The presidents of the two countries, who met Tuesday in Stockholm, raised the prospect of the Taliban making gains in the country that would raise concerns about whether the Afghan government will ever be able to assert authority over the entire country.
The Islamic militants are believed to be holding off an offensive in southern Helmand province, where three U.S. service members were killed last week in a single artillery attack. The assault has heightened the instability in a province that is the home of the Taliban.
A Taliban attack at two police stations in Panjshir province last year drew intense international criticism over civilian casualties.
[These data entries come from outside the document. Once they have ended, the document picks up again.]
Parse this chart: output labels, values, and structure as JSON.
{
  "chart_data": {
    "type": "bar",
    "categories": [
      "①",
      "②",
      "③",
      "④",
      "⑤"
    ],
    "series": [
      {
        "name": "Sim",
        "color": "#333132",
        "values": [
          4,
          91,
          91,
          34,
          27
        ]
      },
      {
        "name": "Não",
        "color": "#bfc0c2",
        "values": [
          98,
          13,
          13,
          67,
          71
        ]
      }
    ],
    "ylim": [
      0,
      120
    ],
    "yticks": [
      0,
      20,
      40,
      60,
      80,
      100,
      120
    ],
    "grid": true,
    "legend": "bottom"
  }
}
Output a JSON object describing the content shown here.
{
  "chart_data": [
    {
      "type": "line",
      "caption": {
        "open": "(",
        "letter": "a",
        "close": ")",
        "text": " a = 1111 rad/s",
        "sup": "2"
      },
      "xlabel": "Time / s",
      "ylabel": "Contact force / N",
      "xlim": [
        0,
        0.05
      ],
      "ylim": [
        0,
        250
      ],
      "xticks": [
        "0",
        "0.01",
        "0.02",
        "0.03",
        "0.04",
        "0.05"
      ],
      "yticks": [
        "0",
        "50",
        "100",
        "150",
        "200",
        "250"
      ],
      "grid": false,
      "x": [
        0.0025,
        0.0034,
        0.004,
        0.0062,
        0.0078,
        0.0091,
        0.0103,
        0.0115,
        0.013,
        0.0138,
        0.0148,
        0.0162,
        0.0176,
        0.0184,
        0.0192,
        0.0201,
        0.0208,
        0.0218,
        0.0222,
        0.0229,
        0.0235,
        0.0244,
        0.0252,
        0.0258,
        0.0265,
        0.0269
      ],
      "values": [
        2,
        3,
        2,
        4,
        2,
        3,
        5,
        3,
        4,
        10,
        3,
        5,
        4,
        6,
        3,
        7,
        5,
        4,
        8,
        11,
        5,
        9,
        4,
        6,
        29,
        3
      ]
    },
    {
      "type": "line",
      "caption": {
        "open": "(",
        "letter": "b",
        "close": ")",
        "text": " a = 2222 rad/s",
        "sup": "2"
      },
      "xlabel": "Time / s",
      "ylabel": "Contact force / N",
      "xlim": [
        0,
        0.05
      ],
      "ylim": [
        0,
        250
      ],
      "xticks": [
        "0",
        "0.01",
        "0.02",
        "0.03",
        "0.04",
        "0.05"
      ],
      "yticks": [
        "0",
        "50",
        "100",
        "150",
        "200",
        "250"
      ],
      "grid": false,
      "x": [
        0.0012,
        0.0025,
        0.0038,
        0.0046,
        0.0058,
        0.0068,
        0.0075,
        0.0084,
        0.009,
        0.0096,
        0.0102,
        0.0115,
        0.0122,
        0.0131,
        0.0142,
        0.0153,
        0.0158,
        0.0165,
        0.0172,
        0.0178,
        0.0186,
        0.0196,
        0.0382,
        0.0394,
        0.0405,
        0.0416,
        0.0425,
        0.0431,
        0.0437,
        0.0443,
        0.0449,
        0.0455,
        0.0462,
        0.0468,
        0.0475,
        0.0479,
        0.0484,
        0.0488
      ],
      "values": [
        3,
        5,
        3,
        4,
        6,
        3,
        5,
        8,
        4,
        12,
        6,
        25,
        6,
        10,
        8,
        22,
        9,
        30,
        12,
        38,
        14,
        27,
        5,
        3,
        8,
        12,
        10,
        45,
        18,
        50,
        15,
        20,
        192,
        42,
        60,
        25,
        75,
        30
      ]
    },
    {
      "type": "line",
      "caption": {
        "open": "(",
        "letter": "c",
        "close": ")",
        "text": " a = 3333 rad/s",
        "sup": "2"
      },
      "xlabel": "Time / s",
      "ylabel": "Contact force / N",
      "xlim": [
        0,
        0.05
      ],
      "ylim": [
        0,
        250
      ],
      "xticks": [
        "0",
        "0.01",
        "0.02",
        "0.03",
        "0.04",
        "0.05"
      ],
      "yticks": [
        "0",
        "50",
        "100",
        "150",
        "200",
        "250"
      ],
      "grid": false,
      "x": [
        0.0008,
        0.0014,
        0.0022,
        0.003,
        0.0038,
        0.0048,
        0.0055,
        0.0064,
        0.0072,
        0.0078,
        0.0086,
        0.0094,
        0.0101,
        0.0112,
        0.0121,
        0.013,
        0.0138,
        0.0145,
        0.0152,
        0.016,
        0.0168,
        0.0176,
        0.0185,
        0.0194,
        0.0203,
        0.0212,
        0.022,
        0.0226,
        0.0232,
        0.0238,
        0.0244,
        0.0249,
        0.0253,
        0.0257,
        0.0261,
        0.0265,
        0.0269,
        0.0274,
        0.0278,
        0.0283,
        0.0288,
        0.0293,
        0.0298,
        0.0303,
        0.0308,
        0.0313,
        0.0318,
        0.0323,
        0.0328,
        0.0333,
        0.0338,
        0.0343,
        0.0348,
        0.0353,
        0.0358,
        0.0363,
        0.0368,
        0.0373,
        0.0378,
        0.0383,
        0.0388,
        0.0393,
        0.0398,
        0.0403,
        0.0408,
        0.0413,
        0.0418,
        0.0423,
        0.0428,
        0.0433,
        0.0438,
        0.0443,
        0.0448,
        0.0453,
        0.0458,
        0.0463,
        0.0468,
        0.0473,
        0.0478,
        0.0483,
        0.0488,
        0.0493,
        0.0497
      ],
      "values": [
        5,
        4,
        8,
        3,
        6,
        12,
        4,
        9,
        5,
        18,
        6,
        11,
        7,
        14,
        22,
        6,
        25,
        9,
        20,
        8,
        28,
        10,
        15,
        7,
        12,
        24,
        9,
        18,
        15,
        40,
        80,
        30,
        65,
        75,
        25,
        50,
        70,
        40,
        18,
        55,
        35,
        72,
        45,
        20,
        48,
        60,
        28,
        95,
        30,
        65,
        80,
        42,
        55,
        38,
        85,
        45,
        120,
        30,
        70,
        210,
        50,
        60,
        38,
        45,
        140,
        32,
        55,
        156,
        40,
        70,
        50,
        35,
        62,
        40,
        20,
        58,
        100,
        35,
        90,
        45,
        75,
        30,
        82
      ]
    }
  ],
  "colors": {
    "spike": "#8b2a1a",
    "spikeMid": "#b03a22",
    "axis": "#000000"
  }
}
Ghani has announced the withdrawal of Afghan special forces in the area.
The foreign ministers of Sweden and Pakistan pressed the plight of Pakistanis at home and in Afghanistan, blaming both governments for allowing the situation to deteriorate.
“In Pakistan, instability in the north of the country has serious and unpredictable implications for the whole country,” said the Swedish foreign minister, Margot Wallstrom. “On both sides of the border, the lack of stability and the destabilizing effects of the Taliban are at the forefront.”
Sweden and Pakistan said in a joint statement Tuesday that the international community should continue to provide financial and technical assistance to Afghanistan until there is a stable country there. Both countries called for new funding for the Afghan people, including a focus on education and road construction.
Pakistani Prime Minister Nawaz Sharif met with Ghani during the recent climate conference in Paris. He told reporters Tuesday that ties between the two countries have improved since the Durand Line demarcation of the Afghan-Pakistani border was raised during their visit. The Durand Line effectively divides Afghanistan and is in dispute between Kabul and Islamabad.
Sharif said both countries need to work together to stabilize Afghanistan. “To some extent, we have the beginning of a win-win situation,” he said.